Dear Editor,
My attention was drawn to a news article headed ‘Jagdeo lambastes Stabroek News racist editorial’ (Guyana Chronicle, April 16) in which the former President was quoted as saying “when Hughes talks about East Indian people, he is not editorialized by the Stabroek News.”
The former president’s statements were a clear reference to the ongoing case which was commenced by the then President while he was protected from suit by virtue of his office when he chose to sue a lecturer for a piece of academic research on his tenure in office.
I have rarely come across a case where a litigant opts to commence legal proceedings against a defendant then fails to turn up to advance his case.
Perhaps it is his unfamiliarity with the conduct of civil proceedings which might have led to his error of judgment in attributing the genesis of the list of thirty-eight persons of East Indian descent to me.
Most people, I believe, are aware of the rather rudimentary principle of law which is that in the adversarial system which obtains in Guyana, a case is determined inter alia, by the testimonies of the witnesses who appear and testify before the court.
The role of counsel is merely to advance his client’s case. This invariably is done by cross examination of the opposing side’s witnesses.
Counsel is never permitted to testify from the Bar table.

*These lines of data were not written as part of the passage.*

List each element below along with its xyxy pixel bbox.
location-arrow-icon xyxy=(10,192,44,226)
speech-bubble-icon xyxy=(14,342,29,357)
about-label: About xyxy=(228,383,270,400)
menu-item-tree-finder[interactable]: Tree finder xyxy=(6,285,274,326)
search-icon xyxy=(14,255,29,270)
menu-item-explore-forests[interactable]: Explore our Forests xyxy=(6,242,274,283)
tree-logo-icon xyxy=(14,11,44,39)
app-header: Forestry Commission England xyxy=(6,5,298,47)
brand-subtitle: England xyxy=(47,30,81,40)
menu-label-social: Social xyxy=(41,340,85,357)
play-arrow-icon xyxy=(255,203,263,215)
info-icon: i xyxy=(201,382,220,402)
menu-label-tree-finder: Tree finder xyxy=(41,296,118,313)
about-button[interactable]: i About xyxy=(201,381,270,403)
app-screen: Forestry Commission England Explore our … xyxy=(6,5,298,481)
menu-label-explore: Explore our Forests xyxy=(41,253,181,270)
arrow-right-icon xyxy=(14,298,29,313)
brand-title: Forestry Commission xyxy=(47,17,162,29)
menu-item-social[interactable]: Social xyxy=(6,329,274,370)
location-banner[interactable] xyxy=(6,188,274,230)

All the statements which have attracted the public’s attention arising out of the conduct of the case, came from the testimonies of the plaintiff’s witnesses under cross examination, including the statement about the apparent lack of qualification of some sections of the populace to represent the country as heads of foreign missions.
The information about the thirty-eight persons of East Indian descent and the posts which they held, was contained in the first named defendant’s research paper, which I am sure the plaintiff and his counsel had access to prior to the commencement of the trial.
I find it interesting that the former President would accuse me of fanning the flames of anti-Indian sentiment when on no less than three occasions, twice before the hearing had commenced and once after the first day of Dr Luncheon’s testimony, I indicated to the plaintiff’s counsel now the Honourable Attorney General that he may wish to consider deferring the hearing of the case as the evidence which I had in my possession was explosive and may indeed heighten the racial tensions in the country. On each occasion the plaintiff declined the offer.
The facts irrespective of how you view them remain facts.
Perhaps it may be useful to remember that if you pick a fight you should at least turn up for the event.